The hemodynamic effects of a single dose of 5 mg of ramipril, a new angiotensin converting enzyme inhibitor, were investigated in 10 patients with chronic congestive heart failure. Arterial blood pressure and total peripheral resistance were decreased by approximately 12% without causing reflex tachycardia. A highly significant decrease occurred in mean pulmonary artery and pulmonary capillary wedge pressures. These hemodynamic changes were equally pronounced at rest and during exercise on a bicycle ergometer; the effect was of the same magnitude 5 and 24 hours after medication.
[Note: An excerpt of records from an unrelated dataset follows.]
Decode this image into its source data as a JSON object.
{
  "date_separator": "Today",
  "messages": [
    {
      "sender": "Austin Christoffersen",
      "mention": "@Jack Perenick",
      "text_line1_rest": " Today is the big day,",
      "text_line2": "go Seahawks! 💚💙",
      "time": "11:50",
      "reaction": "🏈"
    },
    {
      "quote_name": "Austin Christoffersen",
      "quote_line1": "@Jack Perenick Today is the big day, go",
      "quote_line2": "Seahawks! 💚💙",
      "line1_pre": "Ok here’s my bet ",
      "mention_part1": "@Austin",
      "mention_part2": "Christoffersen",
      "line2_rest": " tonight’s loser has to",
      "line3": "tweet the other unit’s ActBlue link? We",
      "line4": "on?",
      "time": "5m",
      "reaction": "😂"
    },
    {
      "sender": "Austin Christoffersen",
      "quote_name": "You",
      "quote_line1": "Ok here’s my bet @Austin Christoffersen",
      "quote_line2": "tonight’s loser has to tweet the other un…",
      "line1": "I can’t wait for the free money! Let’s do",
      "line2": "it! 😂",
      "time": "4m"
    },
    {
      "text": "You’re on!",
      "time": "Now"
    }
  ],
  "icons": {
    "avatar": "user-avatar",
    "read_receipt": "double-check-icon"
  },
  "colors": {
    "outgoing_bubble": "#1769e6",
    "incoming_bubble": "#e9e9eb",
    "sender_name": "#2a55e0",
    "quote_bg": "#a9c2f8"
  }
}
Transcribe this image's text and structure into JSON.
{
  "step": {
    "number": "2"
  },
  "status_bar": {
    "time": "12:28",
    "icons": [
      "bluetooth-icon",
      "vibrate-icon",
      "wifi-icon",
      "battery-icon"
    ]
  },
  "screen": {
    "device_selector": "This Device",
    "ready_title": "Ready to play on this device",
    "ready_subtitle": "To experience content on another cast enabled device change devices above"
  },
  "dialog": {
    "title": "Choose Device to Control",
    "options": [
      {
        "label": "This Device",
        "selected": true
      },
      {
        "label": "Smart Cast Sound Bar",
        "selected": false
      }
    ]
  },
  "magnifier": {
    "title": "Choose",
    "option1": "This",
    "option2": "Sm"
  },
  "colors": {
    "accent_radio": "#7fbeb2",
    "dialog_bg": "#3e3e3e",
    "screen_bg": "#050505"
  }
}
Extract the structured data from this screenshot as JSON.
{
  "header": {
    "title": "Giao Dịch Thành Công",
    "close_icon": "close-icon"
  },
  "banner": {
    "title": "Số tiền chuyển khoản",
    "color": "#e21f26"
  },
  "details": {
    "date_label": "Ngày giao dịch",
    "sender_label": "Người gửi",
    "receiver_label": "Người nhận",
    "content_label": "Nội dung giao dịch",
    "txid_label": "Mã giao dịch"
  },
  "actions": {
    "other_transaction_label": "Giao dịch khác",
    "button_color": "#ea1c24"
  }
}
Angiotensin converting enzyme activity in plasma was nearly completely inhibited after 5 hours and remained at about 12% of control after 24 hours. Cardiac index, which was normal before treatment, remained unaffected. Thus, ramipril induced a balanced reduction of left ventricular pre- and afterload. The activity of the carotid sinus baroreflex was investigated in 8 of the patients using the neck suction technique before and 24 hours after ramipril. The reflex bradycardia during stimulation of the baroreceptors was significantly increased by ramipril, whereas the decrease in blood pressure remained essentially unaffected. Ramipril induced a selective sensitization of the parasympathetic baroreceptor heart rate reflex without influencing the sympathetically mediated peripheral vasodilatation. This effect may be responsible for the lack of reflex tachycardia in spite of the decrease in blood pressure.